Wie wurde Molière zu einem der größten Dramatiker überhaupt? Laurent Tirard hat da eine Idee ...
Normalerweise ist 'Molière' im Bücherregal zu finden. Nun findet er auch den Weg in DVD-Sammlungen. © Concorde
Platz drei nahm Jean-Baptiste Poquelin ein, als ARTE im vergangenen Herbst europaweit nach dem größten Dramatiker des Kontinents fahndete. Nur kannte ihn kaum jemand unter seinem bürgerlichen Namen: 'Molière' (2007) lautete das Pseudonym, unter dem der Franzose die Komödie als eigenständiges Genre etablierte. Kein Wunder also, dass Laurent Tirard die fiktive Lebensgeschichte des Autors ebenfalls als Komödie auf die Leinwand brachte. Diesseits des Rheins feiert 'Molière' jedoch DVD-Premiere.
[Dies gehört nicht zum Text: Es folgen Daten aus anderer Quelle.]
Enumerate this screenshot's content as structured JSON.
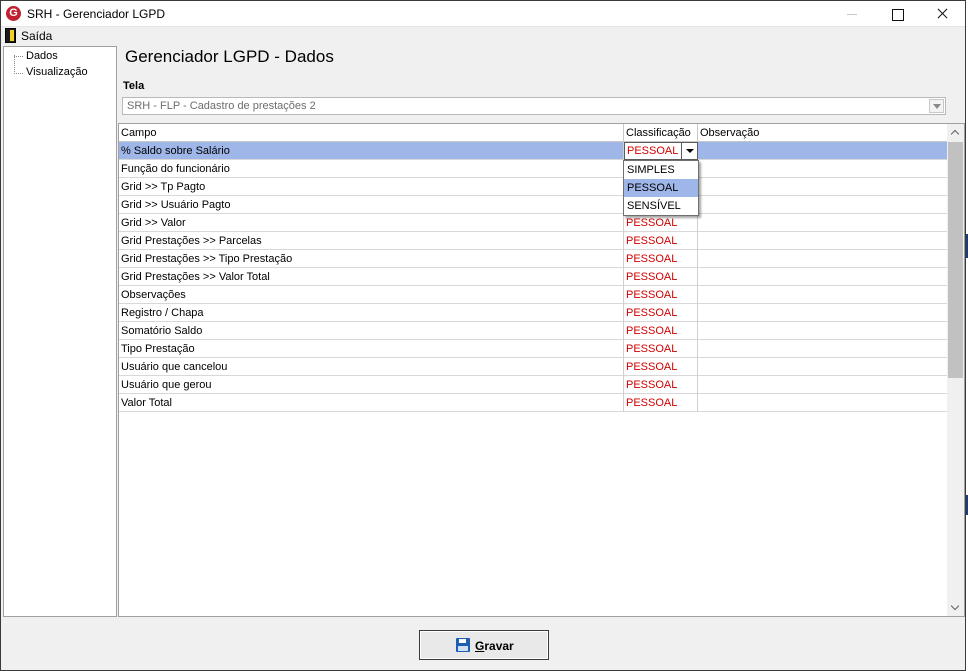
{
  "window": {
    "title": "SRH - Gerenciador LGPD",
    "app_icon_letter": "G"
  },
  "menu": {
    "exit_label": "Saída"
  },
  "tree": {
    "items": [
      {
        "label": "Dados"
      },
      {
        "label": "Visualização"
      }
    ]
  },
  "main": {
    "title": "Gerenciador LGPD - Dados",
    "tela_label": "Tela",
    "tela_value": "SRH - FLP - Cadastro de prestações 2"
  },
  "grid": {
    "headers": [
      "Campo",
      "Classificação",
      "Observação"
    ],
    "rows": [
      {
        "campo": "% Saldo sobre Salário",
        "classificacao": "PESSOAL",
        "observacao": ""
      },
      {
        "campo": "Função do funcionário",
        "classificacao": "",
        "observacao": ""
      },
      {
        "campo": "Grid >> Tp Pagto",
        "classificacao": "",
        "observacao": ""
      },
      {
        "campo": "Grid >> Usuário Pagto",
        "classificacao": "",
        "observacao": ""
      },
      {
        "campo": "Grid >> Valor",
        "classificacao": "PESSOAL",
        "observacao": ""
      },
      {
        "campo": "Grid Prestações >> Parcelas",
        "classificacao": "PESSOAL",
        "observacao": ""
      },
      {
        "campo": "Grid Prestações >> Tipo Prestação",
        "classificacao": "PESSOAL",
        "observacao": ""
      },
      {
        "campo": "Grid Prestações >> Valor Total",
        "classificacao": "PESSOAL",
        "observacao": ""
      },
      {
        "campo": "Observações",
        "classificacao": "PESSOAL",
        "observacao": ""
      },
      {
        "campo": "Registro / Chapa",
        "classificacao": "PESSOAL",
        "observacao": ""
      },
      {
        "campo": "Somatório Saldo",
        "classificacao": "PESSOAL",
        "observacao": ""
      },
      {
        "campo": "Tipo Prestação",
        "classificacao": "PESSOAL",
        "observacao": ""
      },
      {
        "campo": "Usuário que cancelou",
        "classificacao": "PESSOAL",
        "observacao": ""
      },
      {
        "campo": "Usuário que gerou",
        "classificacao": "PESSOAL",
        "observacao": ""
      },
      {
        "campo": "Valor Total",
        "classificacao": "PESSOAL",
        "observacao": ""
      }
    ],
    "dropdown_options": [
      "SIMPLES",
      "PESSOAL",
      "SENSÍVEL"
    ],
    "dropdown_highlighted": "PESSOAL"
  },
  "footer": {
    "save_label": "Gravar"
  },
  "colors": {
    "selection": "#9fb6e9",
    "classification_text": "#d10000",
    "app_icon": "#c0202f"
  }
}
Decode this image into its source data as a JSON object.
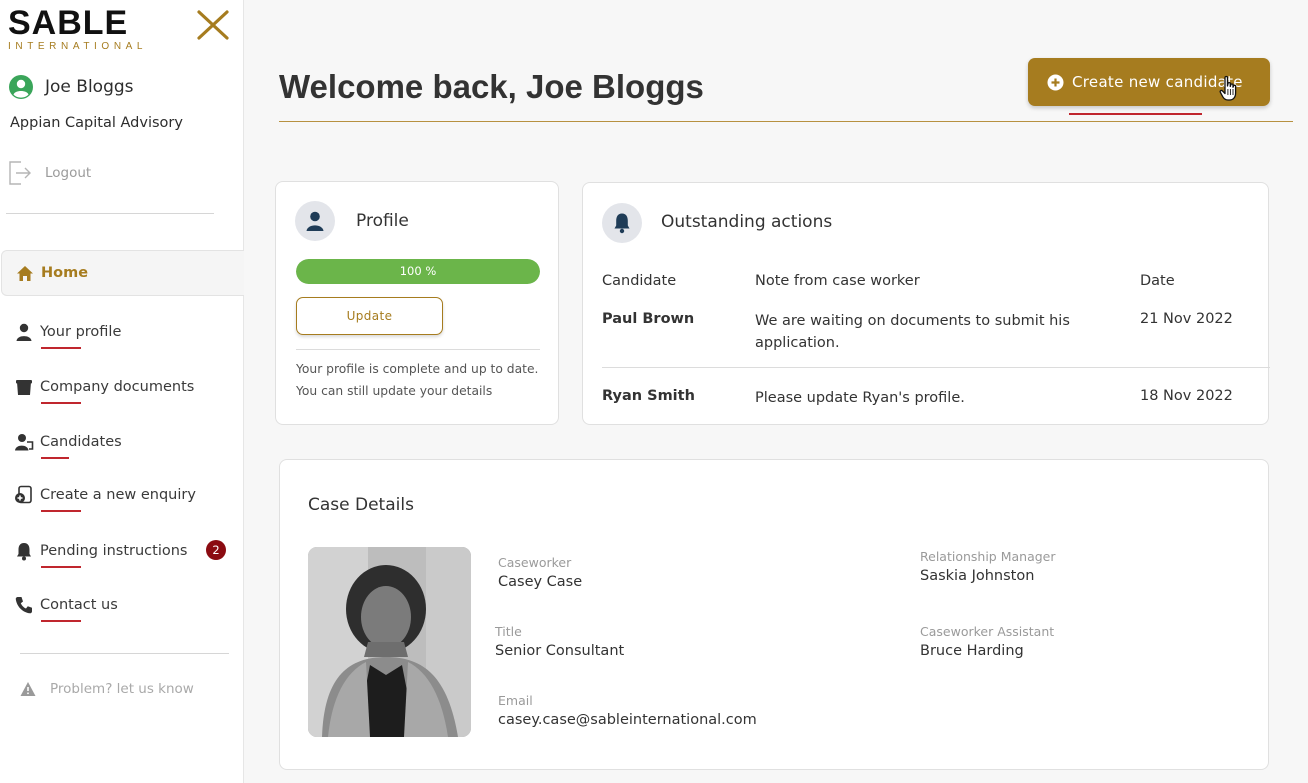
{
  "brand": {
    "name": "SABLE",
    "sub": "INTERNATIONAL",
    "accent": "#a67c1f",
    "alert": "#c0262e",
    "success": "#6bb54a"
  },
  "user": {
    "name": "Joe Bloggs",
    "company": "Appian Capital Advisory"
  },
  "logout_label": "Logout",
  "nav": {
    "home": "Home",
    "items": [
      {
        "label": "Your profile",
        "icon": "user-icon"
      },
      {
        "label": "Company documents",
        "icon": "briefcase-icon"
      },
      {
        "label": "Candidates",
        "icon": "candidates-icon"
      },
      {
        "label": "Create a new enquiry",
        "icon": "new-enquiry-icon"
      },
      {
        "label": "Pending instructions",
        "icon": "bell-icon",
        "badge": "2"
      },
      {
        "label": "Contact us",
        "icon": "phone-icon"
      }
    ]
  },
  "problem_label": "Problem? let us know",
  "header": {
    "welcome": "Welcome back, Joe Bloggs",
    "create_button": "Create new candidate"
  },
  "profile": {
    "title": "Profile",
    "progress_percent": 100,
    "progress_label": "100 %",
    "update_button": "Update",
    "note": "Your profile is complete and up to date. You can still update your details"
  },
  "actions": {
    "title": "Outstanding actions",
    "columns": [
      "Candidate",
      "Note from case worker",
      "Date"
    ],
    "rows": [
      {
        "candidate": "Paul Brown",
        "note": "We are waiting on documents to submit his application.",
        "date": "21 Nov 2022"
      },
      {
        "candidate": "Ryan Smith",
        "note": "Please update Ryan's profile.",
        "date": "18 Nov 2022"
      }
    ]
  },
  "case": {
    "title": "Case Details",
    "fields": {
      "caseworker_label": "Caseworker",
      "caseworker": "Casey Case",
      "title_label": "Title",
      "title": "Senior Consultant",
      "email_label": "Email",
      "email": "casey.case@sableinternational.com",
      "rm_label": "Relationship Manager",
      "rm": "Saskia Johnston",
      "assistant_label": "Caseworker Assistant",
      "assistant": "Bruce Harding"
    }
  }
}
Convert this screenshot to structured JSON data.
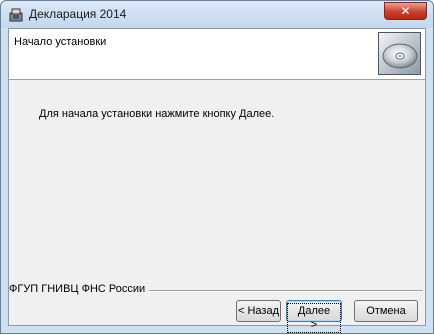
{
  "window": {
    "title": "Декларация 2014",
    "close_symbol": "✕",
    "app_icon": "installer-app-icon"
  },
  "header": {
    "title": "Начало установки",
    "icon": "cd-disc-icon"
  },
  "body": {
    "instruction": "Для начала установки нажмите кнопку Далее."
  },
  "footer": {
    "brand": "ФГУП ГНИВЦ ФНС России",
    "back_label": "< Назад",
    "next_label": "Далее >",
    "cancel_label": "Отмена"
  }
}
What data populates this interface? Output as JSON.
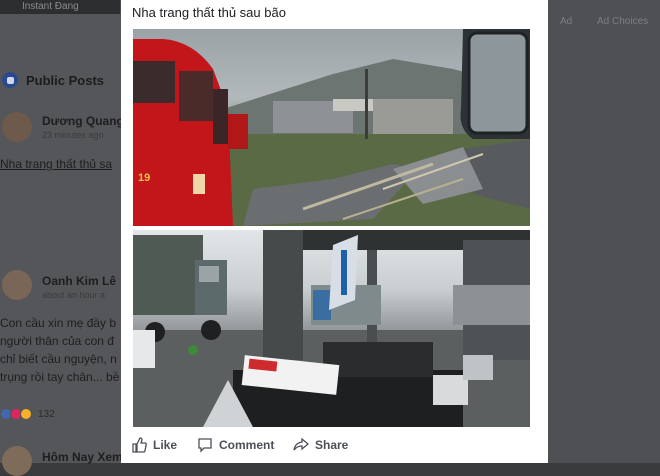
{
  "background": {
    "top_strip_text": "Instant Đang",
    "right_link_1": "Ad",
    "right_link_2": "Ad Choices",
    "section_title": "Public Posts",
    "post1": {
      "author": "Dương Quang",
      "meta": "23 minutes ago",
      "text": "Nha trang thất thủ sa"
    },
    "post2": {
      "author": "Oanh Kim Lê",
      "meta": "about an hour a",
      "lines": [
        "Con cầu xin mẹ đầy b",
        "người thân của con đ",
        "chỉ biết cầu nguyện, n",
        "trụng rồi tay chân... bề"
      ]
    },
    "reaction_count": "132",
    "post3": {
      "author": "Hôm Nay Xem"
    }
  },
  "post": {
    "caption": "Nha trang thất thủ sau bão"
  },
  "photos": [
    {
      "icon": "photo-bus-storm-damage"
    },
    {
      "icon": "photo-gas-station-damage"
    }
  ],
  "actions": {
    "like": "Like",
    "comment": "Comment",
    "share": "Share"
  },
  "colors": {
    "card": "#ffffff",
    "action_text": "#4b4f56",
    "overlay": "#4a4b4e"
  }
}
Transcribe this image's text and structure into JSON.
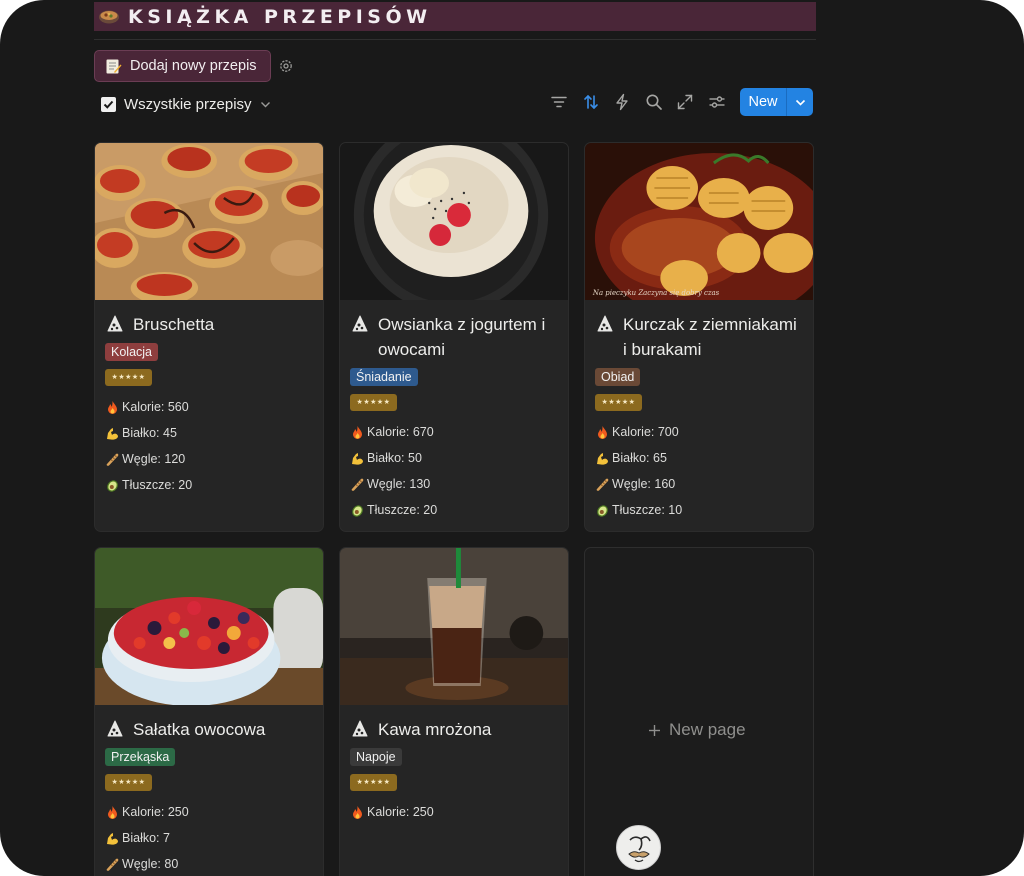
{
  "header": {
    "title": "KSIĄŻKA PRZEPISÓW",
    "add_button": "Dodaj nowy przepis"
  },
  "view": {
    "label": "Wszystkie przepisy"
  },
  "toolbar": {
    "icons": [
      "filter-icon",
      "sort-icon",
      "automation-icon",
      "search-icon",
      "expand-icon",
      "settings-sliders-icon"
    ],
    "new_label": "New"
  },
  "colors": {
    "banner": "#4a2638",
    "accent_blue": "#2383e2",
    "tag_kolacja": "#8e3e3e",
    "tag_sniadanie": "#2e5a8e",
    "tag_obiad": "#6a4936",
    "tag_przekaska": "#2c6a46",
    "tag_napoje": "#3a3a3a"
  },
  "recipes": [
    {
      "title": "Bruschetta",
      "tag": "Kolacja",
      "stars": "★★★★★",
      "kalorie": "Kalorie: 560",
      "bialko": "Białko: 45",
      "wegle": "Węgle: 120",
      "tluszcze": "Tłuszcze: 20"
    },
    {
      "title": "Owsianka z jogurtem i owocami",
      "tag": "Śniadanie",
      "stars": "★★★★★",
      "kalorie": "Kalorie: 670",
      "bialko": "Białko: 50",
      "wegle": "Węgle: 130",
      "tluszcze": "Tłuszcze: 20"
    },
    {
      "title": "Kurczak z ziemniakami i burakami",
      "tag": "Obiad",
      "stars": "★★★★★",
      "kalorie": "Kalorie: 700",
      "bialko": "Białko: 65",
      "wegle": "Węgle: 160",
      "tluszcze": "Tłuszcze: 10",
      "watermark": "Na pieczyku Zaczyna się dobry czas"
    },
    {
      "title": "Sałatka owocowa",
      "tag": "Przekąska",
      "stars": "★★★★★",
      "kalorie": "Kalorie: 250",
      "bialko": "Białko: 7",
      "wegle": "Węgle: 80"
    },
    {
      "title": "Kawa mrożona",
      "tag": "Napoje",
      "stars": "★★★★★",
      "kalorie": "Kalorie: 250"
    }
  ],
  "new_page": {
    "label": "New page"
  }
}
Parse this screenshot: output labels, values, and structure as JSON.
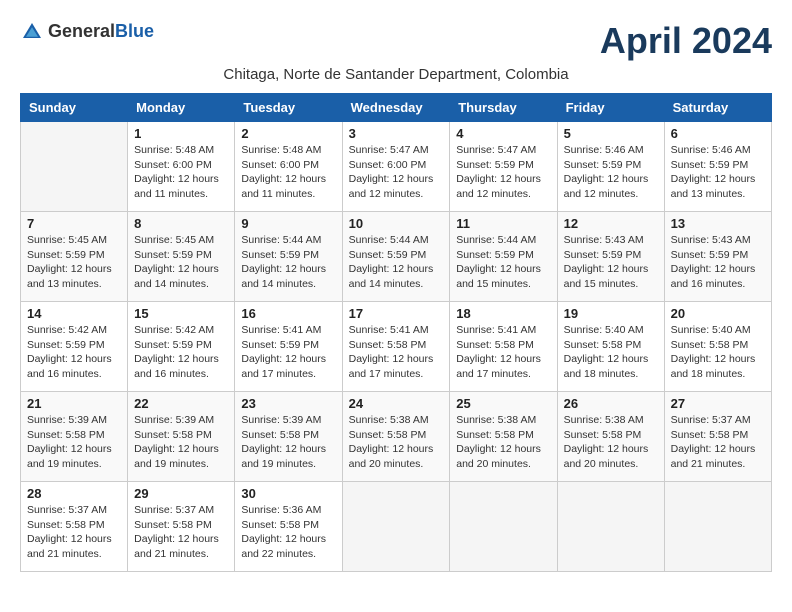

Molière (Romain Duris) war jung und brauchte das Geld. © Concorde
Da kaum Fakten aus den Jugendjahren des Dichters überliefert wurden, darf Tirard sich nach Herzenslust in Spekulation verlieren: Er lässt seinen Helden (Romain Duris, 'So ist Paris') vor einem Gläubiger nach dem anderen flüchten, bis schließlich der reiche Jordain (Fabrice Luchini, 'Intime Fremde') anbietet, die Schulden zu begleichen. Natürlich nicht ohne Gegenleistung: Molière soll dem Adeligen die Kunst des Schauspielens lehren, die dieser nutzen will, um die schöne Witwe Célimène (Ludivine Sagnier) zu beeindrucken.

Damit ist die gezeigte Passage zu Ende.